I've been given some practice examples, without solutions in preparation for an upcoming exam, and was hoping I could get them double checked here.
For each of the following, either give an example or say why such an example
is impossible.
(a) A set A with exactly one limit point.
Ans: Take the set $A = \{\frac{1}{n} : n \in \mathbb{N}\}$ (the limit point is $0$)
(b) A compact set $K$ and a sequence $(a_n)$ in $K$ such that $(a_n)$ does not converge.
Ans: Take the sequence $(1,0,1,0,1,0,1,0,1,…)$
(c) A monotone sequence that does not converge.
Ans: $(1,2,3,4,5,…)$
(d) Two open sets $U, V$ contained in $[0, 1]$ such that $U ∩ V$ is not open.
Ans: Let $U = (0,0.5)$ and $V = (0.5,0.6)$
^question here, is a set which is not open, imply a closed set? I'm 99.5% sure the answer is no, and that we can also have a set neither open nor closed such as $(a,b]$ – can anyone confirm?
(e) A continuous function $f : [0, 2) → \mathbb{R}$ that has no maximum value.
Ans: $f(x) = \cfrac{1}{x-2}$
(f) A continuous function $g : [0, 1] → \mathbb{R}$ and a Cauchy sequence $(x_n)$ in $[0, 1]$ such that $(g(x_n))$ does not converge.
Ans: impossible, cauchy sequence is convergent by definition, and since $g$ is continuous on its domain, we cannot have a divergent $g(x_n)$.
(g) A function $u : \mathbb{R} → \mathbb{R}$ whose points of discontinuity form an infinite uncountable set.
Not sure.
(h) A function $v : \mathbb{R} → \mathbb{R}$ which is nowhere continuous but differentiable at one point.
Not sure
(i) A series $\sum a_n$ an that converges such that $\sum a_n^2$ diverges.
Will attempt again later, but if you could leave an answer so I could check, I would be grateful!

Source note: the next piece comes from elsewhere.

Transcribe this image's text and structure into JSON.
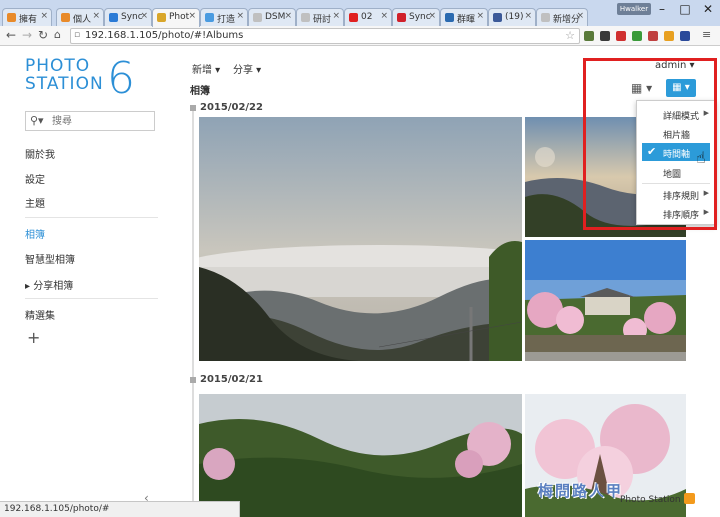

(j) A sequence of discontinuous functions on $[0, 1]$ converging uniformly to a continuous function.
Same as above.
Best Answer
For $(d)$, that's not right - the empty set is open! (And no, there are sets which are neither open nor closed; it's not the best terminology. :P)
For $(e)$, you've designed a function with no minimum. But that's easily fixed.
For $(f)$, that's not quite correct: for example, the function $f(x)={1\over x}$ is a continuous function from $(0, 1)$ to $\mathbb{R}$ but the Cauchy sequence $\{{1\over n}: n\in\mathbb{N}\}$ doesn't get mapped to a Cauchy sequence by $f$. We need more: something special about $[0, 1]$ versus $(0, 1)$ . . .
For $(g)$, it might be easier to find an everywhere discontinuous function. (Hint: can you make it $0$ "some of the time," and $1$ "the rest of the time," in such a way that the $0$-valued points and the $1$-valued points "interlace" everywhere?)
For $(h)$, check the definition of differentiability . . .
I'll leave $(i)$ and $(j)$ off until you've had time to take a crack at them.